L'aggravation de la condition personnelle dégénérative du rachis lombaire de la travailleuse est en relation avec la lésion professionnelle, soit une infection à la COVID-19; elle a été rendue symptomatique par la toux excessive secondaire à l'infection.
22 mai 2025

Intitulé

Lespérance et Centre d'hébergement Champlain, 2025 QCTAT 883

Juridiction

Tribunal administratif du travail, Division de la santé et de la sécurité du travail (T.A.T.), Richelieu-Salaberry

Type d'action

Contestation par la travailleuse d'une décision ayant déclaré qu'elle n'avait pas subi de lésion professionnelle. Contestation accueillie.

Décision de

Sonia Sylvestre, juge administrative

Date

27 février 2025


Le 26 février 2022, la travailleuse a subi une lésion professionnelle, soit une infection à la COVID-19. Elle a produit une réclamation pour une récidive, rechute ou aggravation suivant les diagnostics de hernies discales lombaires à plusieurs niveaux, d'arthrose et de sténose foraminale L5-S1. La CNESST a refusé la réclamation. L'instance de révision a confirmé cette décision.

Décision

Le 6 mars 2022, soit lors de la première visite médicale en lien avec une condition lombaire, la lésion professionnelle n'était pas consolidée. Il n'y a donc pas lieu d'analyser la demande de la travailleuse sous l'angle de la récidive, rechute ou aggravation. Le Tribunal examine plutôt la réclamation sous l'angle de la relation causale.

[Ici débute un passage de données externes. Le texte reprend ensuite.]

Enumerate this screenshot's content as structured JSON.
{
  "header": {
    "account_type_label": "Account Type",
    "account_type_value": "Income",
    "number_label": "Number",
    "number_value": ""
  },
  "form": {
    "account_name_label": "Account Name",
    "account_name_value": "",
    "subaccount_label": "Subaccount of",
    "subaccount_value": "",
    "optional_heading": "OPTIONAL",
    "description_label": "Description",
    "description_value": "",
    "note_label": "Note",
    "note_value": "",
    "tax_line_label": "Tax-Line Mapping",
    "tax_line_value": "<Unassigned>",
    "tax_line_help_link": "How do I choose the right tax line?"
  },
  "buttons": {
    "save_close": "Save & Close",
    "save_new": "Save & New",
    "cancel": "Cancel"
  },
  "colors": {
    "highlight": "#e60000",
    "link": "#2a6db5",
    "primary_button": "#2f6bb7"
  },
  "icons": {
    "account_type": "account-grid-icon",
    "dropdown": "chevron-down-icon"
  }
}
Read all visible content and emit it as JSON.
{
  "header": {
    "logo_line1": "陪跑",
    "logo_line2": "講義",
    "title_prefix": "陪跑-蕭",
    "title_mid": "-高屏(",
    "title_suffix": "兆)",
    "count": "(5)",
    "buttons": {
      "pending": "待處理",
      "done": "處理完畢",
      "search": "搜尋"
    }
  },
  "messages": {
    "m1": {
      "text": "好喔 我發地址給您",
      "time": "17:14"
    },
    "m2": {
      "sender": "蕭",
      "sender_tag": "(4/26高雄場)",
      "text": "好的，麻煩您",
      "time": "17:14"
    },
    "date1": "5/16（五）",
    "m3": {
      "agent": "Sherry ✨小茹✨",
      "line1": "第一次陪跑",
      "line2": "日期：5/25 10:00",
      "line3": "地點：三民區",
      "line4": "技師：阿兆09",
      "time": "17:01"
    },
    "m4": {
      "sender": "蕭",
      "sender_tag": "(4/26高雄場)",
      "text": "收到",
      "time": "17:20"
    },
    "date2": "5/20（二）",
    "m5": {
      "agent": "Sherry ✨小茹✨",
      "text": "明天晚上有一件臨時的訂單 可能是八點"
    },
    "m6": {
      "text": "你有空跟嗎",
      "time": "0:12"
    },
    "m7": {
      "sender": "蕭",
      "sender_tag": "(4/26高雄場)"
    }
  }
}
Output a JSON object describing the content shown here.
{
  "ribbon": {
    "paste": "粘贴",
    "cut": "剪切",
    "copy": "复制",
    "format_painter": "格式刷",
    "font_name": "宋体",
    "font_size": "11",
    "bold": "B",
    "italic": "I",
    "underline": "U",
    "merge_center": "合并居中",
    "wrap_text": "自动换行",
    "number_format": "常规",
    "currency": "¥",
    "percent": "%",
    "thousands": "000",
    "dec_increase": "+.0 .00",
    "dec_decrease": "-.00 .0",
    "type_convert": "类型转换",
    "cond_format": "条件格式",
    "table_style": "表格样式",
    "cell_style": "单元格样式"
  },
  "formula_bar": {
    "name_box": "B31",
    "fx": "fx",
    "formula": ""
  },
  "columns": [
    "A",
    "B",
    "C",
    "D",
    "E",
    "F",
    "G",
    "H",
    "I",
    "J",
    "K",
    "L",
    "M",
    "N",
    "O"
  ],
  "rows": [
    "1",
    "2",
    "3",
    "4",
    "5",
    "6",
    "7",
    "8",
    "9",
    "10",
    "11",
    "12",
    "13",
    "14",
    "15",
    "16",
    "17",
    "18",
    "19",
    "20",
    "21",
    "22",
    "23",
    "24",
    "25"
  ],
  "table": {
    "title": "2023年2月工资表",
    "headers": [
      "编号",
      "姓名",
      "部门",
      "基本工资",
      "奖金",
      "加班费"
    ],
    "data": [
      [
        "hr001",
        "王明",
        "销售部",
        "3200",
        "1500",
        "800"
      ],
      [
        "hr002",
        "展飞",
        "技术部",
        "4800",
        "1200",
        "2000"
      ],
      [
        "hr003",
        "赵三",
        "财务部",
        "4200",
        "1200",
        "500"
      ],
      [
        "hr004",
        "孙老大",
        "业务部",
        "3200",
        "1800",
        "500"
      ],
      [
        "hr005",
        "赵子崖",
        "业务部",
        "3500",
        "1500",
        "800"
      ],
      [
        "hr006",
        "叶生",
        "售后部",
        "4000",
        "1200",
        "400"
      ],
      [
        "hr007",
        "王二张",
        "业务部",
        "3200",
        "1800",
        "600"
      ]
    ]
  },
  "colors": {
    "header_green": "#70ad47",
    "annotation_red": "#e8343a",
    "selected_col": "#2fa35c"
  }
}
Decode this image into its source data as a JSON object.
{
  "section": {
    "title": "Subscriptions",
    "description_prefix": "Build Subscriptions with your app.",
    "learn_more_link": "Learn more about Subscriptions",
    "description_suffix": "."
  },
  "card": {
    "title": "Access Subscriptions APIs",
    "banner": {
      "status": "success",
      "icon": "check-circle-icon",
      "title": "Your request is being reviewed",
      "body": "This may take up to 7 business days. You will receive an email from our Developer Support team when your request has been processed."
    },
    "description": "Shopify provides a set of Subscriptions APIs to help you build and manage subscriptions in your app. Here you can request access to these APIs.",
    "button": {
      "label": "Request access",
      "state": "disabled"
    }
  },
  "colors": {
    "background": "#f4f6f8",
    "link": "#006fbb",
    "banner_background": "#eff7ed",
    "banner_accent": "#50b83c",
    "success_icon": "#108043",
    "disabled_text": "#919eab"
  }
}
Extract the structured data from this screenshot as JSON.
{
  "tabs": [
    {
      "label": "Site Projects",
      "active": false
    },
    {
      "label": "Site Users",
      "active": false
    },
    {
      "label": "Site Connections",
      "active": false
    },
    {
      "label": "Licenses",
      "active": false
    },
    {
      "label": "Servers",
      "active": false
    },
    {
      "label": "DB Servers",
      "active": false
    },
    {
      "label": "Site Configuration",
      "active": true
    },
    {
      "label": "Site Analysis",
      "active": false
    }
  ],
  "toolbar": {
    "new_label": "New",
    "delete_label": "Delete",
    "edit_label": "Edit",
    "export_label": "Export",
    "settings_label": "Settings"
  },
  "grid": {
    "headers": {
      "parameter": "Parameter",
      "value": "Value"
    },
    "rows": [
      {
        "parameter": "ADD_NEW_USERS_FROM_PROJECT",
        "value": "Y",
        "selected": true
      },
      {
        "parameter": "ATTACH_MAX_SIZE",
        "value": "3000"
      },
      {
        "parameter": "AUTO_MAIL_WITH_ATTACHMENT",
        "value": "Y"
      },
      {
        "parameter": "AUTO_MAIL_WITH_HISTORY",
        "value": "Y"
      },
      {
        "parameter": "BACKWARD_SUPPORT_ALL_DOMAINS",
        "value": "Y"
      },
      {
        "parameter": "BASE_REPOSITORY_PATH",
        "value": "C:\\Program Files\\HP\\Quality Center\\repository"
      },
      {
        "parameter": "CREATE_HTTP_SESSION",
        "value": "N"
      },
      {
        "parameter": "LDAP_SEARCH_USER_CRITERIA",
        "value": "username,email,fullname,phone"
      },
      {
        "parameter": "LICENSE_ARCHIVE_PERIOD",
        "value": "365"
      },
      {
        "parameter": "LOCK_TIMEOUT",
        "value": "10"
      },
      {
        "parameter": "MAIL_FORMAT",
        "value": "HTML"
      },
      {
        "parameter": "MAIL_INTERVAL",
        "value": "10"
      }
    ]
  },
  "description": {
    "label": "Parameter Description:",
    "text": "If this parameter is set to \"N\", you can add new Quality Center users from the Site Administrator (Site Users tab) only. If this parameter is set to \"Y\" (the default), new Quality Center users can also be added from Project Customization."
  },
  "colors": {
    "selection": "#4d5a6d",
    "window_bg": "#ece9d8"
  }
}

Hormis une entorse lombaire survenue à la suite d'un accident de motoneige il y a plusieurs années et suivant lequel elle avait complètement récupéré, la travailleuse n'a pas d'antécédents pertinents au niveau lombaire ni n'a éprouvé de douleurs lombaires de manière concomitante de la lésion professionnelle. Bien qu'elle présente des antécédents de bronchite, pour laquelle elle utilise des pompes, celle-ci était complètement rétablie de son dernier épisode, survenu en janvier 2022.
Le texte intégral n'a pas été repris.